Découvrir, comprendre, créer, partager

Extrait

Une lecture chez Mademoiselle de Lespinasse

Julie de Lespinasse, Lettre LX,  14 octobre 1774.
Julie de Lespinasse tient salon à partir de 1764 à Paris, et regroupe les plus beaux esprits de son temps. Dans cette lettre, elle relate un moment incontournable de la vie d'un salon : la lecture d'une nouvelle œuvre à la compagnie.

M. Marmontel me proposa mercredi de me lire un nouvel opéra-comique ; il vint, il y avait douze personnes. Les voilà en cercle, et moi dans le dessein d'écouter Le Vieux Garçon ; c'est le titre de l'ouvrage. Le commencement de la première scène me parut embrouillé, embarrassé. Savez-vous ce que je fis, sans que ma volonté y eût la moindre part ? C’est que je n’en entendis pas un mot : mais cela est si exact, que j’aurais été pendue plutôt que de dire le nom d’un personnage, ni le sujet de la pièce, et je m’en tirai en disant la vérité : c’est que le temps m’avait paru bien court. Et en effet, je fus réellement étonnée quand j’entendis parler tout le monde. Eh bien ! depuis qu’il m’est impossible d’accorder de l’attention à rien, j’aime les lectures à la folie, cela me laisse libre ; au lieu que dans la conversation, malgré qu’on en ait, on est trop souvent rappelé par les autres. Ah ! ce sont surtout les gens qui donnent des préférences qui sont assommants. Il y a deux hommes qui ont la bonté de faire assez de cas de moi pour me dire à l’oreille ce qui serait indifférent tout haut : il me faut vraiment de la vertu pour écouter et répondre. Mon ami, vous avez beau dire, je n’aime la conversation que lorsque c’est vous ou le chevalier de Chatelux qui la faites.
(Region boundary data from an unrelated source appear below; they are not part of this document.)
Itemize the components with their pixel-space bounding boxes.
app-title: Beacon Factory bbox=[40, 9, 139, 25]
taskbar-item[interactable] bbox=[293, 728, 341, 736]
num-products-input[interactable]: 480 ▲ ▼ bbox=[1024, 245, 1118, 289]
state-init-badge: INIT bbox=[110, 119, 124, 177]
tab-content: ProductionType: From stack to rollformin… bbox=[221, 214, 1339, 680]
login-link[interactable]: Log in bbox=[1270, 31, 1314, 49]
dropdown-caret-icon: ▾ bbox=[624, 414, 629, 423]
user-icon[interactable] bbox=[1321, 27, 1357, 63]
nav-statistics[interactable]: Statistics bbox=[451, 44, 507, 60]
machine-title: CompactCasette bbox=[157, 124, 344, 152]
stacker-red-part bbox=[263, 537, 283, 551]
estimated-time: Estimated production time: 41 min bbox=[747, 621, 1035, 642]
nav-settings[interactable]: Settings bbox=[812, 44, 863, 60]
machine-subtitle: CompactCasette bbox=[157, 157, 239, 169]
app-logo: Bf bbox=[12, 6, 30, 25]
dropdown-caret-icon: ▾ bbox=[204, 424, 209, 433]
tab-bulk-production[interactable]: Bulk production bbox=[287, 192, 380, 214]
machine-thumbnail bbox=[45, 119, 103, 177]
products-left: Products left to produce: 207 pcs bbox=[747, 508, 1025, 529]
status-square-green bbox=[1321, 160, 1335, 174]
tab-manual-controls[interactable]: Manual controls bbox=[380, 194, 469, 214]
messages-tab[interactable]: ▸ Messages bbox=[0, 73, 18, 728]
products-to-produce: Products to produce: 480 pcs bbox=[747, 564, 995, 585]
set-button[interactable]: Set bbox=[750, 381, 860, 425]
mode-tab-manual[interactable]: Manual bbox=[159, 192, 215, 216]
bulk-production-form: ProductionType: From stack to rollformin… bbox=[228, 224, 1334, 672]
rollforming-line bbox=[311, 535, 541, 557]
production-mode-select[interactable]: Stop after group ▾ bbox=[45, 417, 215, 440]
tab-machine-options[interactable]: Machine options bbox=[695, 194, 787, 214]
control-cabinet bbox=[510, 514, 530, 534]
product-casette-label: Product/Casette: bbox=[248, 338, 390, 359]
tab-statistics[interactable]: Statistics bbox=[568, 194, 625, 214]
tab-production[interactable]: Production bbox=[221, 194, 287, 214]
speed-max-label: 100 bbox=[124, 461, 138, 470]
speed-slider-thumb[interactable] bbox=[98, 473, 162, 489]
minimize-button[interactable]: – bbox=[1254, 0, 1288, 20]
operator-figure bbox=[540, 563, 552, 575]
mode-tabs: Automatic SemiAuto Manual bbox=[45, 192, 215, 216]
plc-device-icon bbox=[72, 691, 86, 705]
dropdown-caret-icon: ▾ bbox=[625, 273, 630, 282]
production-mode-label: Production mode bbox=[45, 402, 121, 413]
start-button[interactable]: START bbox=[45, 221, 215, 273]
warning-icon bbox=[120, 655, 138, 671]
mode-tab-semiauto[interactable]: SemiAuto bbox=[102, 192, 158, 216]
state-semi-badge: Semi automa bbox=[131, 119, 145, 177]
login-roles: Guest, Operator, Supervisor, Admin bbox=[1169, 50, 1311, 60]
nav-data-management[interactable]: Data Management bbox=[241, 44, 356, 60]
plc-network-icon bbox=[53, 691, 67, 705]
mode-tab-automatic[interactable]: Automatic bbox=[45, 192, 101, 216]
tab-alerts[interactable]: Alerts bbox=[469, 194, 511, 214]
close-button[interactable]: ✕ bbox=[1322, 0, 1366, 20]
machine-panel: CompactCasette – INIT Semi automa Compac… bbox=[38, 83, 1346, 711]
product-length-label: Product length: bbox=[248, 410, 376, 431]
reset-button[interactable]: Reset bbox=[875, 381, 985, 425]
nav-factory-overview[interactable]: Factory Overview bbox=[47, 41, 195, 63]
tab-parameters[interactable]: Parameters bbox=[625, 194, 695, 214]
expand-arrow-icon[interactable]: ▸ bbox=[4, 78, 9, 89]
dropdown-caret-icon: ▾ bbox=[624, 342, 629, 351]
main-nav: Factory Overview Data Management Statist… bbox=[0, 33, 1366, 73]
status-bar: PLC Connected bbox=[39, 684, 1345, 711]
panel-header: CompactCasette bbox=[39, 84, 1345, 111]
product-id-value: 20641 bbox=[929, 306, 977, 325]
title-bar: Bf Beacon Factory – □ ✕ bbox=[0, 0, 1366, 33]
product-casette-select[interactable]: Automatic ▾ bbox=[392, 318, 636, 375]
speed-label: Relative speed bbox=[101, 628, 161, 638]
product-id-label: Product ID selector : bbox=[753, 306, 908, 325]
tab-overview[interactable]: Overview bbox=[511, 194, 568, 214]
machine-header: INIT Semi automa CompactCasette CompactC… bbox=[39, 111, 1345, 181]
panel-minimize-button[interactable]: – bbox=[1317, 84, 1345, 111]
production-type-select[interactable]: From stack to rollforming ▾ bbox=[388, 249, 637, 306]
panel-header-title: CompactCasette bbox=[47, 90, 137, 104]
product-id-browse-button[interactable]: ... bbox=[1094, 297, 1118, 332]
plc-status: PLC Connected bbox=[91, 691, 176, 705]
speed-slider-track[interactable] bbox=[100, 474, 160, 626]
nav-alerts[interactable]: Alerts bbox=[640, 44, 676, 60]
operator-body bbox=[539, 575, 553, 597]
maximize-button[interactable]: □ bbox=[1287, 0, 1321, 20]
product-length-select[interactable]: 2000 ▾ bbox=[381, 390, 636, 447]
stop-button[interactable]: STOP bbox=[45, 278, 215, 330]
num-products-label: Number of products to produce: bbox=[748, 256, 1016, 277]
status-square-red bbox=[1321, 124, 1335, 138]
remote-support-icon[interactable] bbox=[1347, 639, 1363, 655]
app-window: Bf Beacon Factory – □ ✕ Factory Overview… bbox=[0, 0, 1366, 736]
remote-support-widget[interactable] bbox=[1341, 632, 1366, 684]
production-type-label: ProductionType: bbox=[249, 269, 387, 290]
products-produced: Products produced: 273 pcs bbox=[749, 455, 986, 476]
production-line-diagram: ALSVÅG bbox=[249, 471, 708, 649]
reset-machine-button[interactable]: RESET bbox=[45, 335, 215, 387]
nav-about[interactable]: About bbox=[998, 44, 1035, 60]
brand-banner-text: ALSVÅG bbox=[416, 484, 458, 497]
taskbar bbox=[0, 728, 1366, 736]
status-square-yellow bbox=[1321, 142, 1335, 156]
À propos, il est bien content de moi : j’ai échauffé ses amis, et les choses sont si bien arrangées qu’il ne nous faut que la mort d’un des quarante pour qu’il soit reçu à l’Académie. Cela est juste sans doute, mais cela n’était pas sans difficulté : l’intérêt, le plaisir, le désir qu’il mettait à ce triomphe m’ont animée. Mon Dieu ! Fontenelle a raison : il y a des hochets pour tout âge ; il n’y a que le malheur qui soit vieux, et il n’y a que la passion qui soit raisonnable. Mon ami, ce ne sont point là des paradoxes ; pensez-y bien, et vous verrez que cela peut se soutenir.

Bonsoir, il est temps de vous laisser respirer : je vous ai écrit sans m’arrêter. Les jours d’Opéra sont mes jours de retraite : j’y suis seule, je rentre chez moi, et ma porte est fermée.

M. d’Alembert a été voir Arlequin ; il aime mieux cela qu’Orphée. Tout le monde a raison, et je suis loin de critiquer les divers goûts : tout est bon.

Mais, adieu donc ; à demain.

Julie de Lespinasse, Lettres, Paris : Bibliothèque-Charpentier, 1903, p. 128-129.